Engineers will move around. You can't lock up knowledge that's in people's heads...

_ugfj · on Aug 28, 2018

The moat is the dataset. Waymo could hand out their hardware-software like candy and still be way, way ahead.

tedsanders · on Aug 28, 2018

I'm not so sure. How strong of a moat is the data, really?

Waymo leads right now with 7 million miles driven.

If you wanted to drive that many miles in the next year, how much would it cost?

I estimate it would cost maybe $60M or so:

-$30M on cars (assuming a fleet of 200 cars driving 100 miles a day, costing $150K each)

-$5M on safety drivers (assuming $20/hr, 30 mph)

-$1M on fuel (assuming 30 mpg, $4/gal)

-$5M on insurance (no idea)

-$5M for a garage

-$5M for a couple dozen techs/engineers working in the garage

-$10M overhead, supplies, other costs?

And this total of ~$60M is with a bunch of upfront fixed costs (mostly cars, but also the garage). Year two the cost would drop in half to ~$30M.

By my math, if you had a working system and were bottlenecked only by data, you could catch up to Waymo's 7M miles for just $60M. Maybe my estimates are way off and actually it's $100M. Or even $200M. That's expensive, but I'm not so sure it's a moat when we're talking about companies with 10s of billions of cash on hand chasing a market that could eventually be a trillion dollars.

At this stage, I think if you have a working system, then by my math the cost per training mile is well under $10 per mile.

I wouldn't call that a moat, but maybe you do.

dzdt · on Aug 28, 2018

I agree with you: data is not so much of a moat as a fixed expense for anyone wanting to join in. And for the big automakers or Uber, it is not such a big cost to pay.

You did miss in your cost estimate scaling the compute costs of ML training to ingest that data. Also test courses and simulation to amplify and elaborate on tricky cases found in the data. Adding those things in adds 10's of millions to the estimate but doesn't change the fundamental analysis.

I think the real moat is in fleet networked data. If you have a lot of cars on the road and they are sharing info about strange situations to expect, it could be a big advantage for how "smart" the driving seems. I am thinking things like broken stoplights or badly placed traffic cones. A networked solution can alert other cars of the puzzling condition and the interpretation. Then later cars passing that location can proceed more confidently than if each vehicle has to work out an interpretation itself.
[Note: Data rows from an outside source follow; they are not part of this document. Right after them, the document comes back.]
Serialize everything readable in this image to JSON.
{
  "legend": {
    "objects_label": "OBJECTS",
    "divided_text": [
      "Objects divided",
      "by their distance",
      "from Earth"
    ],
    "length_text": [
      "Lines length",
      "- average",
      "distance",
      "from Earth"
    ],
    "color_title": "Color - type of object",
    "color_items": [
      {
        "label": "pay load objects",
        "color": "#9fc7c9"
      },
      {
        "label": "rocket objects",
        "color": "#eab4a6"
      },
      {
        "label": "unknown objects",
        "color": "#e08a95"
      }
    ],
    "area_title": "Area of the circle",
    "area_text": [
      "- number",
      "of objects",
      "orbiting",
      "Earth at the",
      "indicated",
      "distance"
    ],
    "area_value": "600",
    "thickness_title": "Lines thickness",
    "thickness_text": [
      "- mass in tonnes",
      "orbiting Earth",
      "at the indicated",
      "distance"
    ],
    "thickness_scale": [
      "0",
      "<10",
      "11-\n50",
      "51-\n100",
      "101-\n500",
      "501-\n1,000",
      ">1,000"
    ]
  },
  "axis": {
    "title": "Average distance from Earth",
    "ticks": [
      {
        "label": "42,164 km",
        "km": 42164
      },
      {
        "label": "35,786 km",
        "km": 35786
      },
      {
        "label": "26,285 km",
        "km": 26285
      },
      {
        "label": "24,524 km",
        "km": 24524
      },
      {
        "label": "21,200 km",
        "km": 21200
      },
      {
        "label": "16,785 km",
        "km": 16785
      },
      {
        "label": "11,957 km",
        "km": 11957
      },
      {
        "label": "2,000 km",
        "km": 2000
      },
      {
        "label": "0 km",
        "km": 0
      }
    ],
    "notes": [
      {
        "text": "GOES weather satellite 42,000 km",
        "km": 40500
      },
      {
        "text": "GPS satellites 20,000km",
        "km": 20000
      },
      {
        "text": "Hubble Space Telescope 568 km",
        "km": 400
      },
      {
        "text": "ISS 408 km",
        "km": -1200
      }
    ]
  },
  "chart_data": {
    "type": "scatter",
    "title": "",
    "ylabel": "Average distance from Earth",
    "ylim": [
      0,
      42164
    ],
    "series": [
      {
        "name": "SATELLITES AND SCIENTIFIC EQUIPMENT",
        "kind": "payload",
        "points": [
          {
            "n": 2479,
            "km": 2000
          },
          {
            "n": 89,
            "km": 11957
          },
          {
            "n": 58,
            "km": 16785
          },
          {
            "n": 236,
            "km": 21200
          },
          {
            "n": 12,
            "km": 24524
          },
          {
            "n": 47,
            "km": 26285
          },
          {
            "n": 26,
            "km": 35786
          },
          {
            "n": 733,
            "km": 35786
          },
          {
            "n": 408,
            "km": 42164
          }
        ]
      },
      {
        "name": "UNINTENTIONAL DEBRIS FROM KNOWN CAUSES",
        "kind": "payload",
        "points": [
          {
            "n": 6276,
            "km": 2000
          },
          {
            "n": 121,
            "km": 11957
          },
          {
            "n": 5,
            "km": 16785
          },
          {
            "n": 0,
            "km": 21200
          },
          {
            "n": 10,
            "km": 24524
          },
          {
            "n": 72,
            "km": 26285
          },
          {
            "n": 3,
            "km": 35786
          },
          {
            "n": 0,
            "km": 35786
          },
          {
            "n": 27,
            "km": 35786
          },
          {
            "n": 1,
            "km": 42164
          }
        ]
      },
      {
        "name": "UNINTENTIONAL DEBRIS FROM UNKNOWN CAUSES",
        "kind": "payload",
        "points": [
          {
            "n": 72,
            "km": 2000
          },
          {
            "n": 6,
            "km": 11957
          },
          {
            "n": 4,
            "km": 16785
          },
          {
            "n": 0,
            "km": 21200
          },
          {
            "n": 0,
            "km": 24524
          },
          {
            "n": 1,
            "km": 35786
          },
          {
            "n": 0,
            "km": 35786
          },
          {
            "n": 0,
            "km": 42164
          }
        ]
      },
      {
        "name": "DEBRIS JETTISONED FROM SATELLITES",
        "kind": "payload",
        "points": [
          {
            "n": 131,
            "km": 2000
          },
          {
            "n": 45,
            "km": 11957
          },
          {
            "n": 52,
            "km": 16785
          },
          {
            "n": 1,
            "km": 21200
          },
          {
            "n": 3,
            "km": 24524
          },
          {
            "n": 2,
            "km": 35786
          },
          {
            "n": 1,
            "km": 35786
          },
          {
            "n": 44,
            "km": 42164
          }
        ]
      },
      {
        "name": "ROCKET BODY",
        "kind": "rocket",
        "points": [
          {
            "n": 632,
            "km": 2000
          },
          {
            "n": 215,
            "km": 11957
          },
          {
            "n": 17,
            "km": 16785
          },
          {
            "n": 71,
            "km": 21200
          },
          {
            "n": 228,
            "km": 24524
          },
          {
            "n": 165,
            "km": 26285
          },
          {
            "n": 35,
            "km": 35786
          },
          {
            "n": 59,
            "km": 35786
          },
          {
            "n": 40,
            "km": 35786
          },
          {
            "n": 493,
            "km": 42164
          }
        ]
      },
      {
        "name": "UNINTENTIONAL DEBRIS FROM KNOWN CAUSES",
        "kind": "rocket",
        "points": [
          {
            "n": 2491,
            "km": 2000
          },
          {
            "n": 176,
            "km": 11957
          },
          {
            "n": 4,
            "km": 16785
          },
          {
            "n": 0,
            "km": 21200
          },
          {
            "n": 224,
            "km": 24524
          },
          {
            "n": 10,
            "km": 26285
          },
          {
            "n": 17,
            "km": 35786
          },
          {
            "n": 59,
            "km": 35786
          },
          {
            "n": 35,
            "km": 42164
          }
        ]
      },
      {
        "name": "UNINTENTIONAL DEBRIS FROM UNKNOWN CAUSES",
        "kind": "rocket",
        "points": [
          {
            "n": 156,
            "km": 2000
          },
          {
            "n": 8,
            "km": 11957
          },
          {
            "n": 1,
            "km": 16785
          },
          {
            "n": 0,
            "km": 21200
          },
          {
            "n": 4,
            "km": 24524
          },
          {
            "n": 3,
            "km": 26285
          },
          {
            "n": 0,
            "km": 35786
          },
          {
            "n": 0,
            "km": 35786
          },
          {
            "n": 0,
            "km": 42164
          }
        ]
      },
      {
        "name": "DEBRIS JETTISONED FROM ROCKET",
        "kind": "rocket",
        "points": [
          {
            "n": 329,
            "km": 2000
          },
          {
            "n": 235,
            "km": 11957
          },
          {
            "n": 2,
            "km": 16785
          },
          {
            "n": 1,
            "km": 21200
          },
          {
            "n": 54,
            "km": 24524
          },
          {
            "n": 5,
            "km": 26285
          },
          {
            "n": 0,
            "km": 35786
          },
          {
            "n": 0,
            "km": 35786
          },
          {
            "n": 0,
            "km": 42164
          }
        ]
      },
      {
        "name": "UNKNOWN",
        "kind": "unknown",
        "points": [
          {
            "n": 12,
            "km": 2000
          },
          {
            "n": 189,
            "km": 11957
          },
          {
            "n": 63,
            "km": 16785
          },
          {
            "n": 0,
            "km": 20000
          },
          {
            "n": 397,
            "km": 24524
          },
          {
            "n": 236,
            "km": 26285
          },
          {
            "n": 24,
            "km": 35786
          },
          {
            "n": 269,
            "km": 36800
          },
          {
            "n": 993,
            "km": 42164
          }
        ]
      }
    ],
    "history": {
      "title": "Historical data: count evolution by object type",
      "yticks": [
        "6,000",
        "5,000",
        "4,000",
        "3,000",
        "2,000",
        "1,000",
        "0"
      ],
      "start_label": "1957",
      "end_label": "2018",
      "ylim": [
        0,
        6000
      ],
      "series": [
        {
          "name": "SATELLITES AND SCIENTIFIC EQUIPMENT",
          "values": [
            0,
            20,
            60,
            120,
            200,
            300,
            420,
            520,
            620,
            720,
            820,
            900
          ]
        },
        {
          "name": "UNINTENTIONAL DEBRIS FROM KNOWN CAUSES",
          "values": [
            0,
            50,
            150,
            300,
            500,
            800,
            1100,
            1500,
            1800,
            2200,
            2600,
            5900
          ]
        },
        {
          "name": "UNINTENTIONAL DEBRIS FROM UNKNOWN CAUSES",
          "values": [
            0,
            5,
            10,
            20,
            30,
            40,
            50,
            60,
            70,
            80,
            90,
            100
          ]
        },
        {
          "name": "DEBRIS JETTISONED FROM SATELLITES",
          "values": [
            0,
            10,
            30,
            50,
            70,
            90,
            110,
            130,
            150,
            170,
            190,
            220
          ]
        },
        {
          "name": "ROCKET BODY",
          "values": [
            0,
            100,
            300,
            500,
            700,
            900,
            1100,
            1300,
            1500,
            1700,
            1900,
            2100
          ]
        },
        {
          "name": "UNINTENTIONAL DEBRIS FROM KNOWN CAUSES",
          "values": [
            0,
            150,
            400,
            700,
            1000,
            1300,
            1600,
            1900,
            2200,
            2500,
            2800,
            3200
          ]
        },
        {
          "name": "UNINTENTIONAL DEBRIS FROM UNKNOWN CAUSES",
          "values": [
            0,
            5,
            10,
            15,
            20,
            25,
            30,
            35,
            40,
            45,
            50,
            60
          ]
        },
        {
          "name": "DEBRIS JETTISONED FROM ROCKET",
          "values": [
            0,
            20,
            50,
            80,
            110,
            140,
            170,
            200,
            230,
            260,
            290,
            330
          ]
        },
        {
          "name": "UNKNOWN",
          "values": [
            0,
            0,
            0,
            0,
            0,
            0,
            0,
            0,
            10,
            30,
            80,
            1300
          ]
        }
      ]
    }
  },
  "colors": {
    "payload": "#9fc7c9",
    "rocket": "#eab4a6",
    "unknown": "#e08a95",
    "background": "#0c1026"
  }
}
svantana · on Aug 28, 2018

Arguably it's not a pure ML problem where you can just learn what to do from human drivers. You need to know what the alternatives are, which actions are potentially dangerous etc. So you run your "beta" system and record when the safety driver takes over. Then you improve the system from that and drive some more. These iterations will take a lot of time, and you can't just scale it with more engineers (see The Mythical Man Month etc).

_ugfj · on Aug 30, 2018

Maybe. It took them a long time to build up the current one so I am not sure it was only 60M. Also, what about the machine learning model they built from it?